Saat Warga Singapura Tidak Lagi Bicara Kemakmuran Tapi Bagaimana Menemukan Makna Hidup
Singapura memiliki produk domestik bruto (PDB) per kapita yang lebih tinggi dibandingkan Amerika Serikat dan penduduknya menikmati standar hidup.
Penulis: Hasanudin Aco
“Kerentanan Singapura berarti bahwa kekhawatiran material selalu menjadi hal yang besar, namun warga Singapura tidak ingin hal itu menjadi satu-satunya hal yang berdampak pada kehidupan di Singapura,” katanya.
“Forward SG berupaya untuk mendorong dan membentuk pemahaman masyarakat mengenai kesuksesan dan jika PAP di bawah kepemimpinan Wong tidak berhasil melakukan hal tersebut, maka cengkeraman politiknya pada kekuasaan akan semakin melemah dan semakin cepat.”
Meskipun transformasi ekonomi Singapura membawa dampak positif bagi masyarakat Singapura yang lahir sebelum dan segera setelah kemerdekaan, generasi milenial dan generasi Z yang selama ini hanya mengenal kemakmuran, dalam banyak kasus, sangat menginginkan perubahan, seperti yang ditunjukkan oleh meningkatnya perolehan suara untuk Partai Buruh yang beroposisi. Berpesta.
Jayee, seorang mahasiswa di Universitas Teknologi Nanyang, mengatakan dia mengakui bahwa PAP secara bertahap memberikan ruang yang lebih besar untuk wacana mengenai isu-isu seperti hak-hak LGBTQ dan kesenjangan pendapatan, namun menginginkan adanya pemeriksaan yang lebih memadai.

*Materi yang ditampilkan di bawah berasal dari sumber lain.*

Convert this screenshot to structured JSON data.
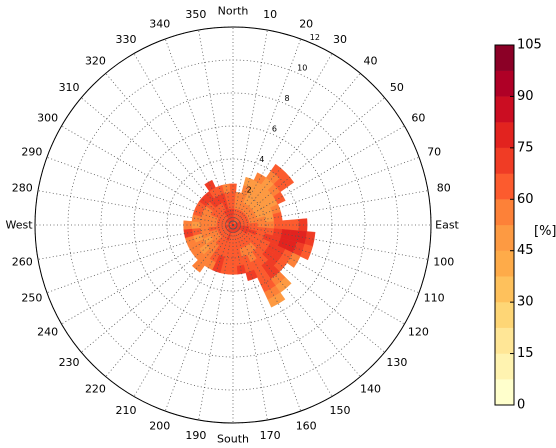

“Meskipun PAP telah memberikan banyak manfaat bagi negara, hal ini sering kali dilakukan dengan pendekatan yang keras…Ada kebutuhan nyata bagi lebih banyak pengawas di parlemen untuk mengawasi PAP dan mempertanyakan kebijakan dan perilaku mereka,” katanya kepada Al Jazeera.
Toby Ang*, mantan pegawai negeri sipil berusia 30-an tahun, mengatakan bahwa ia lebih mengkhawatirkan masalah-masalah struktural dalam perekonomian, seperti stagnasi pertumbuhan upah, yang menghambat masa depan negara kota tersebut.
“Kepemimpinan nyata dan ide-ide segar masih kurang,” kata Ang kepada Al Jazeera.
Ang mengatakan dia tidak yakin bahwa masyarakat Singapura yang menginginkan masyarakat yang lebih egaliter siap menghadapi konsekuensi yang diperlukan.
“Kondisi perekonomian di masa depan cukup mengkhawatirkan. Saya agak khawatir bahwa kita telah berada pada posisi yang sulit, bahwa kita sedang bergerak menuju model Skandinavia yang berpendapatan tinggi. Tapi jiwa kita sangat berbeda dengan orang-orang Nordik,” katanya.
Tan dari SMU mengatakan bahwa masyarakat Singapura semakin mengharapkan pemerintah yang “berbicara dengan – daripada berbicara dengan atau, lebih buruk lagi, merendahkan – warga negara pada umumnya”.
“Mereka ingin Singapura tetap luar biasa namun juga menjadi tempat yang bisa mereka anggap sebagai rumah meskipun negara lain menjadikan negara ini sebagai hotel dan taman bermain mereka,” ujarnya.
“Pada akhirnya, mereka ingin pandangan mereka penting dan mereka ingin suara mereka dihargai.”
Adapun Yeo, mantan pengacara perusahaan, dia bertekad untuk menebus waktu yang hilang dari pekerjaannya.
“Saya bertanya-tanya seperti apa jadinya hidup ini jika saya menjalani kehidupan yang berbeda di masa lalu, jika saya menetapkan lebih banyak batasan dan memprioritaskan kesejahteraan saya,” katanya.